KONTAN.CO.ID - JAKARTA. Booming perusahaan start-up bidang financial technology (fintech) di Indonesia dapat menjadi peluang bagi PT Astra Graphia Tbk (ASGR) untuk memaksimalkan kinerja lini bisnis solusi teknologi informasi dan komunikasi yang dimiliki ASGR.

Analis Phintaraco Sekuritas Valdy Kurniawan mengatakan, ASGR memiliki fundamental yang kuat. Dan diantara emiten-emiten sektor ini yang tercatat di Bursa Efek Indonesia (BEI), saham ASGR relatif lebih likuid. Catatan Valdy, harga saham ASGR menguat 19,23% dari semester I 2018.

Menurut Valdy, penguatan harga saham ASGR tersebut sejalan dengan pertumbuhan kinerja keuangan semester I tahun ini yang relatif baik. Di periode itu, laba bersih ASGR tumbuh 23 % menjadi Rp 88 miliar. "Investor dapat memanfaatkan volatilitas harga saham yang relatif signifikan untuk mengoptimalkan capital gain dalam jangka pendek". Kata Valdi kepada Kontan.co.id, Selasa (4/9)

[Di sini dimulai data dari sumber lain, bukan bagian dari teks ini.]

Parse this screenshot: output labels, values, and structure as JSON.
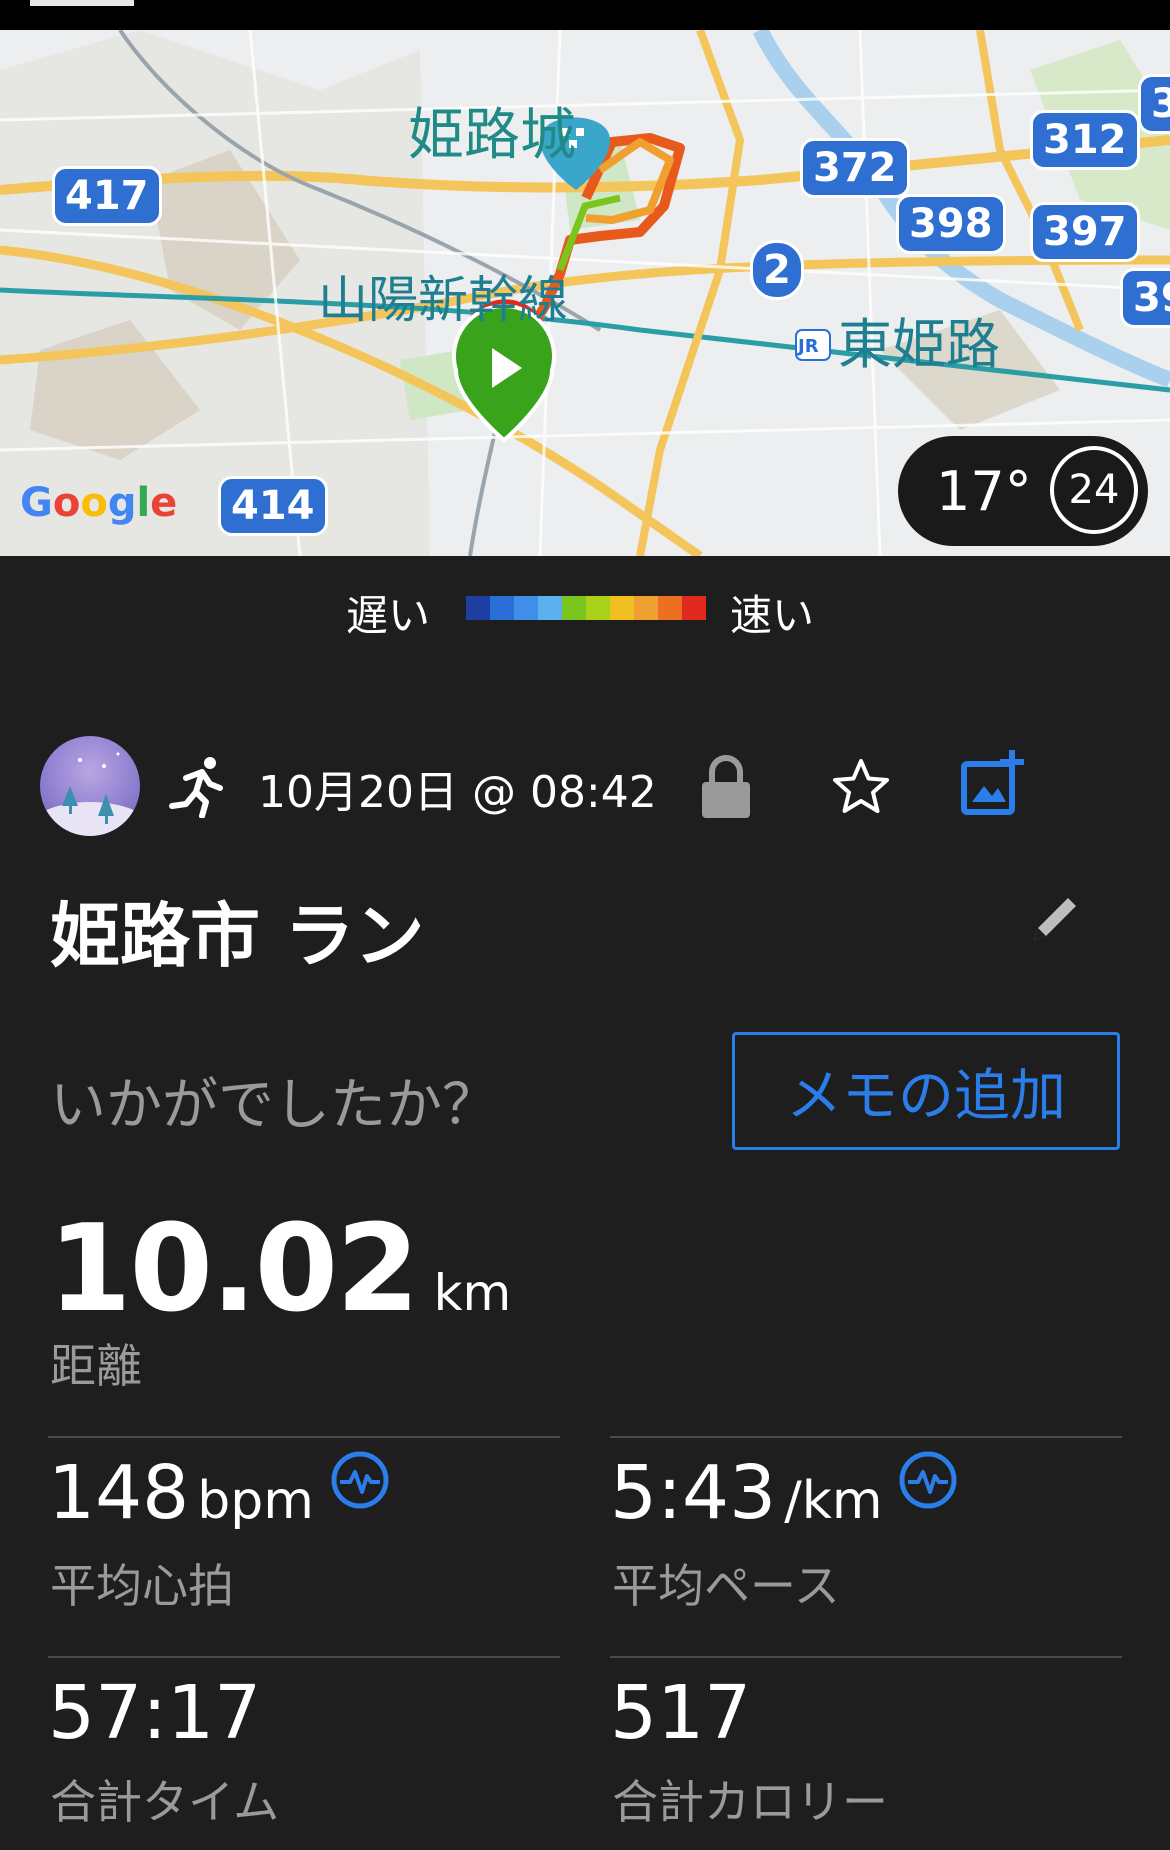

Aditya perdana Putra, analis Indovest Semesta Sekuritas sependapat, ASGR memiliki fundamental cukup baik. Dia meilihat, ASGR mengalami pertumbuhan kinerja yang positif sepanjang kuartal II 2018. "Tinggal dilihat di kuartal III dan kuartal IV. Tapi biasanya jika dikuartal II sudah bagus, ke depan akan bagus juga," Kata Adit (4/9). Hanya saja, Adit bilang, saham ini tidak likuid sehingga sulit untuk diperdagangkan.

Sementara Kepala Riset Narada Management Kiswoyo Adji Joe menuturkan ASGR memiliki manajemen yang bagus, sehingga tahun ini kinerjanya lebih baik. Menurutnya, ASGR merupakan emiten dengan sektor yang unik, sehingga tidak memiliki saingan. "Jual printer dam produk IT ini sangat unik beda dari yang lain," kata Kiswoyo.

Ia merekomendasikan buy saham ASGR dengan target harga Rp 2.000 per saham untuk 12 bulan kedepan. Namun Kisowoyo menyarankan agar Investor tetap berhati-hati karena saham ASGR kurang likuid. Selasa (4/9), harga saham ASGR berakhir di level Rp 1.550 per saham atau sama dengan hari sebelumnya.